[Episcopal News Service] The bishops of the Episcopal Church’s Province IV have asked their colleague, Diocese of South Carolina Bishop Mark Lawrence, to meet with them “to have a clarifying conversation” about his decision to issue property deeds to each diocesan congregation.
Diocese of East Carolina Bishop Clifton Daniel, provincial vice president, requested the meeting with Lawrence. He said in a letter to him that that bishops had “determined that it is our duty as bishops of this province to address these concerns in direct communication with you, as Jesus exhorts his followers in Matthew’s Gospel (18:15-20), and in accord with our ordination vows regarding the unity and governance of the church.”
He noted that “we have had no direct communication from you regarding these reported actions.”
At Lawrence’s direction, Diocesan Chancellor Wade Logan Nov. 16 sent a quitclaim deed to every parish in the diocese. A quitclaim deed generally transfers ownership of the property from the party issuing the deed to the recipient.
“For 190 years (1789-1979) there had never been any idea that somehow the parishes did not completely and fully own their property,” Logan said in his letter posted here. He said the diocese could issue quitclaim deeds because the state Supreme Court has said that the 1979 passage by the General Convention of the so-called “Dennis Canon” was not binding on the parish of All Saints, Pawley’s Island, South Carolina.
The “Dennis Canon” (Canon 1.7.4) states that a parish holds its property in trust for the diocese and the Episcopal Church.

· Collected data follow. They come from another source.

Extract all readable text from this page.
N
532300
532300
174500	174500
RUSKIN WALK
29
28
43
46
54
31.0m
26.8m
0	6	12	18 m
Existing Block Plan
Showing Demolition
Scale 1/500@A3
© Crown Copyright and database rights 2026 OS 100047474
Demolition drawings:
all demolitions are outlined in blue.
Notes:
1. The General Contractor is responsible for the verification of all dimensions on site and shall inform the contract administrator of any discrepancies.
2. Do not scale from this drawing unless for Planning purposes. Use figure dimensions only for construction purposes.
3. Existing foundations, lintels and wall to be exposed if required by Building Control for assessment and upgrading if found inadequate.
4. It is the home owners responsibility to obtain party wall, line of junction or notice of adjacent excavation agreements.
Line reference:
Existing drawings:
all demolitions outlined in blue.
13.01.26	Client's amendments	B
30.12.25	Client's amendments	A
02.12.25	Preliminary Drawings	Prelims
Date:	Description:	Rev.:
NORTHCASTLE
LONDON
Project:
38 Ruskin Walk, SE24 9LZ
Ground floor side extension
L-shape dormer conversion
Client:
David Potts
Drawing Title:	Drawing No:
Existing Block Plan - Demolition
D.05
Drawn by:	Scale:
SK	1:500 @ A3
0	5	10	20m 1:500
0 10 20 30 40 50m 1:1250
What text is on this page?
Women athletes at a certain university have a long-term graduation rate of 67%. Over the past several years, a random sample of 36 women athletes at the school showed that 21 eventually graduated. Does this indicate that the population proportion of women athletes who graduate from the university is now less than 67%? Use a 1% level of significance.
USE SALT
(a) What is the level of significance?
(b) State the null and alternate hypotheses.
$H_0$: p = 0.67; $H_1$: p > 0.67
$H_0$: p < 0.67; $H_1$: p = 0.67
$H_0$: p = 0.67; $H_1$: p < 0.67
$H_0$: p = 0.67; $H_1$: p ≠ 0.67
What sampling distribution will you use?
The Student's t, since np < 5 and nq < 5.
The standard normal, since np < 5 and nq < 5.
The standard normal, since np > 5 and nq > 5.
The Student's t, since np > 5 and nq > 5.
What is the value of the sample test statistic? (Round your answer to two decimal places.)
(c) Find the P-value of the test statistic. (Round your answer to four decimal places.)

Logan said in his Nov. 16 letter to parishes that removing the accession clause was part of the “continued pursuit of our historic unity based on common vision rather than legal coercion.”
Daniel said that Lawrence’s fellow bishops discussed his action “with some concern” at the Nov. 29 – Dec. 1 meeting of the provincial House of Bishops. He told Lawrence that the other bishops want to know under what canonical authority he proceeded, whether he involved the diocesan Standing Committee, and whether the members of the Standing Committee were in accord with his action. Daniel also asked who signed the quitclaim deeds.
Daniel asked Lawrence to provide a sample copy of a deed and the letter of explanation that accompanied it.
The provincial bishops “respectfully request,” Daniel wrote, that Lawrence meet with several of them in Charleston, the seat of the South Carolina diocese, “or elsewhere if you desire.”
Lawrence told the Living Church on Nov. 23 that he issued the quitclaim deeds in part because “the threat of property disputes” should not be “the only thing that holds us together.”
“Jesus gave Peter the keys to the kingdom, not the keys to the building,” he said.
Lawrence said that when he awoke the day after having decided to issue the deeds he felt that “for the first time, I am the bishop of this diocese.”
Lawrence had the quitclaim deeds issued about two weeks before the Episcopal Church’s Disciplinary Board for Bishops Nov. 28 said it could not certify an allegation made to it that he has abandoned the communion of the church. The quitclaim action was not included in the original material submitted to the board.